Install From ClawHub

Published on ClawHub as computer-use-windows.

clawhub install computer-use-windows

Positioning

This repository is:

  • a top-level skill
  • a standalone Windows desktop-control runtime
  • a computer-use MCP server for agent ecosystems

It is packaged skill-first, not Claude-first, so the same runtime can be adapted for multiple agent products.

Why This Exists

The requirement is stricter than "wrap an existing install":

  • no dependency on a local Claude app
  • no private .node binaries
  • no extracted hidden assets
  • install the skill, build the server, and use it

This project follows that rule on Windows.

What You Get

  • top-level Windows computer-use skill
  • standalone MCP server for screenshots, mouse, keyboard, app launch, window/display mapping, and clipboard
  • public dependency chain only: Node.js + Python + pyautogui + mss + Pillow + psutil + pywin32
  • first-run runtime bootstrap: the server creates its own virtualenv and installs dependencies automatically
  • bundled skill install that copies the full project into ~/.codex/skills/computer-use-windows/project
  • extracted TypeScript tool layer wired to a Windows-native Python backend

Status

Implemented in this repository:

  • Windows Python helper and runtime bootstrap
  • display enumeration and screenshot pipeline
  • mouse, keyboard, drag, scroll, and clipboard primitives
  • frontmost app, app-under-point, running app, installed app, and window-display lookup paths
  • Windows-first skill packaging and bundled project payload
  • TypeScript build passing

Still recommended before production use:

  • validate on a real Windows host
  • exercise UAC, elevated apps, secure desktop, multi-monitor scaling, and focus edge cases

This session did not have a live Windows machine attached, so runtime behavior on Windows has been implemented but not end-to-end verified here.

What Was Fixed In 0.1.1

Version 0.1.1 fixes a Windows packaging regression in the shared system-key blocklist logic.

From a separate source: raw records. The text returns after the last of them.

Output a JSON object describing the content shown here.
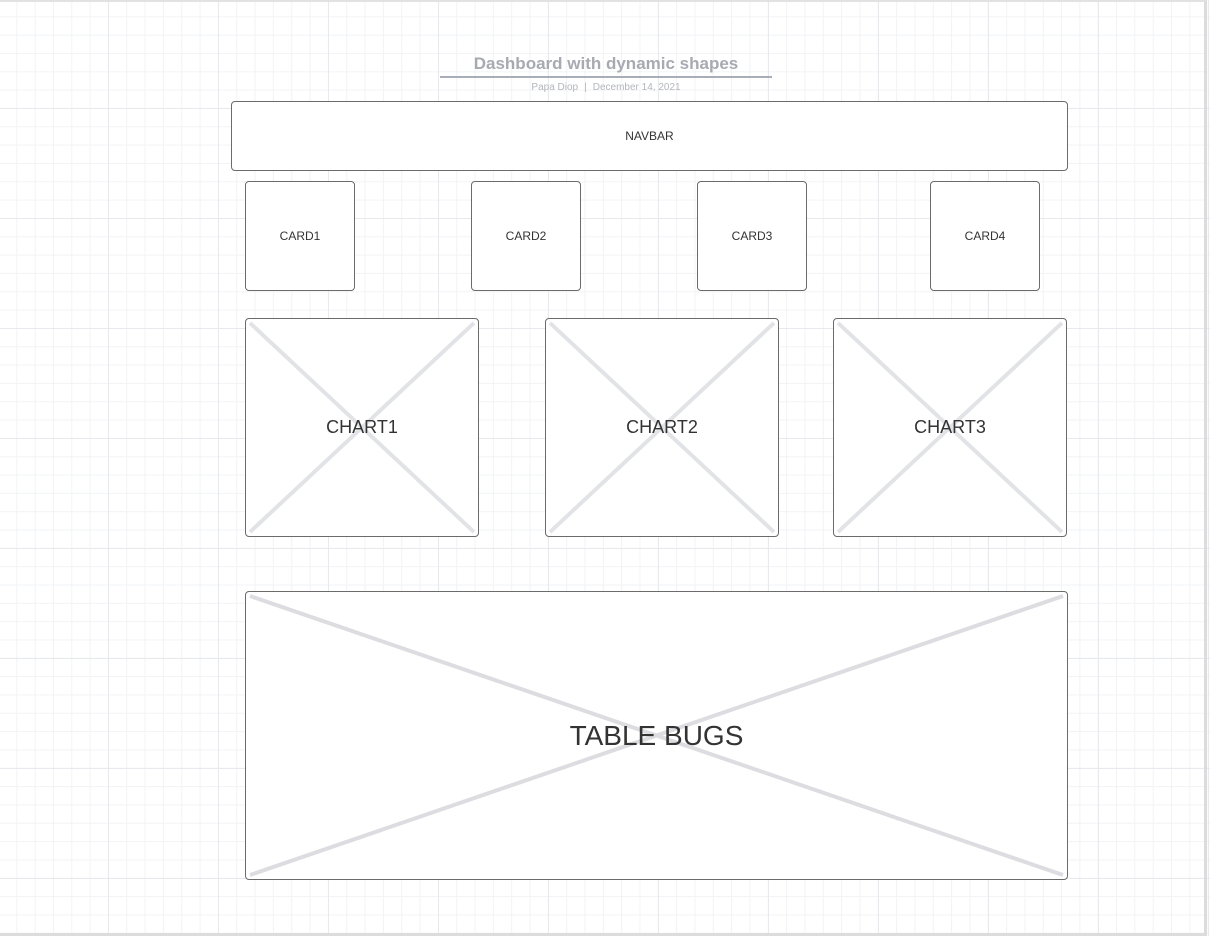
{
  "title": "Dashboard with dynamic shapes",
  "subtitle": {
    "author": "Papa Diop",
    "separator": "|",
    "date": "December 14, 2021"
  },
  "navbar": {
    "label": "NAVBAR"
  },
  "cards": [
    {
      "label": "CARD1"
    },
    {
      "label": "CARD2"
    },
    {
      "label": "CARD3"
    },
    {
      "label": "CARD4"
    }
  ],
  "charts": [
    {
      "label": "CHART1"
    },
    {
      "label": "CHART2"
    },
    {
      "label": "CHART3"
    }
  ],
  "table": {
    "label": "TABLE BUGS"
  },
  "colors": {
    "background": "#ffffff",
    "grid_major": "#e7e9ed",
    "grid_minor": "#f2f3f5",
    "shape_border": "#6b6b6b",
    "placeholder_cross": "#e2e3e6",
    "title_text": "#a7aab0",
    "label_text": "#333333"
  },
  "icons": {
    "placeholder": "image-placeholder-cross-icon"
  }
}
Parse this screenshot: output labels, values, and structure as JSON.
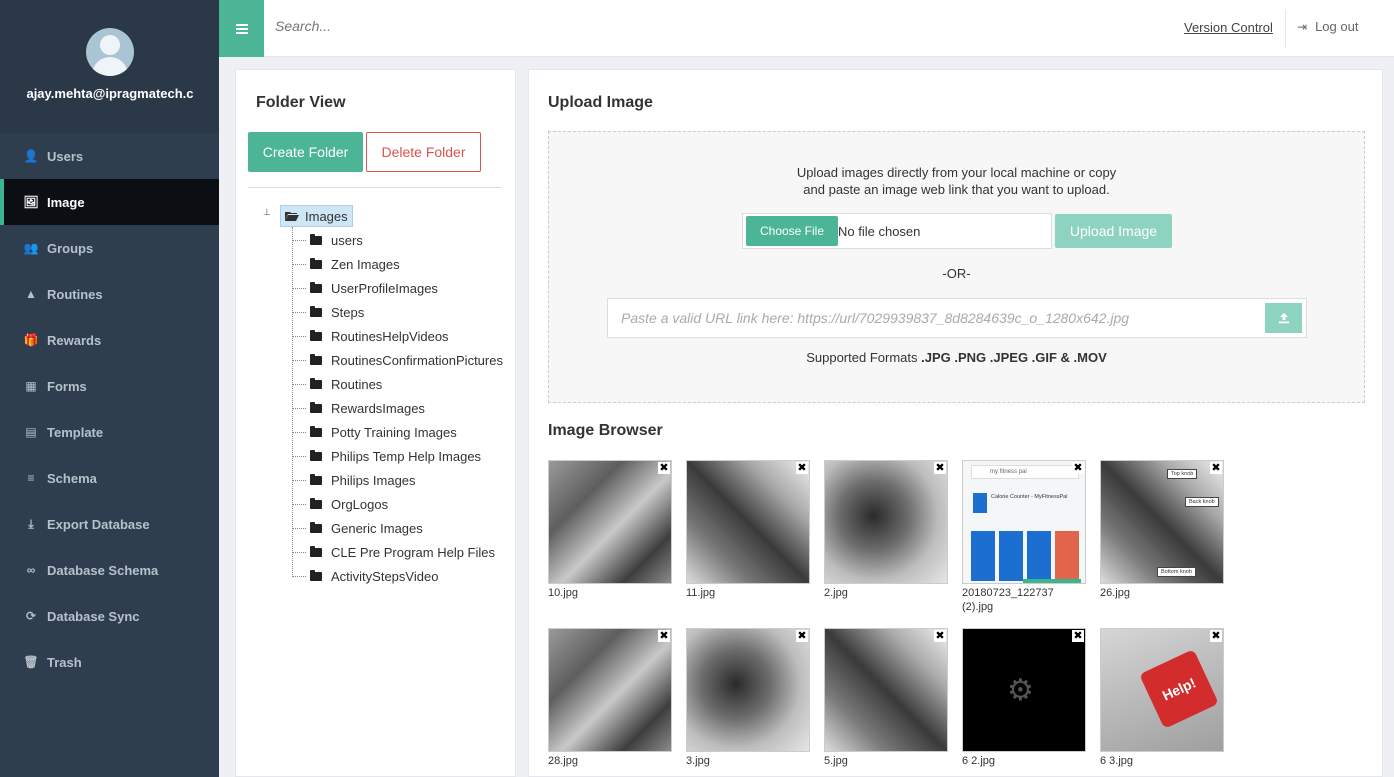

The migrated file had a broken platform branch that could apply the wrong denylist when checking OS-level shortcuts.

That logic now uses the correct win32 blocklist again, and the fix has been synced into both the source tree and the bundled skill payload.

Architecture

flowchart LR
    A[Agent / MCP Client] --> B[windows-computer-use-skill]
    B --> C[Extracted TypeScript MCP tools]
    B --> D[Standalone Python bridge]
    D --> E[pyautogui]
    D --> F[mss + Pillow]
    D --> G[psutil + pywin32]
    E --> H[Mouse / Keyboard]
    F --> I[Screenshots]
    G --> J[Apps / Windows / Displays / Clipboard]

Install

1. Clone and install Node deps

git clone https://github.com/wimi321/windows-computer-use-skill.git
cd windows-computer-use-skill
npm install
npm run build

2. Start the server

node dist/cli.js

On first launch, the project will automatically:

  • create .runtime/venv
  • bootstrap pip if needed
  • install the Python runtime dependencies from runtime/requirements.txt

MCP Configuration

{
  "mcpServers": {
    "computer-use": {
      "command": "node",
      "args": [
        "C:/absolute/path/to/windows-computer-use-skill/dist/cli.js"
      ],
      "env": {
        "CLAUDE_COMPUTER_USE_DEBUG": "0",
        "CLAUDE_COMPUTER_USE_COORDINATE_MODE": "pixels"
      }
    }
  }
}

See examples/mcp-config.json.

Skill Install

This repo ships a top-level skill at skill/computer-use-windows.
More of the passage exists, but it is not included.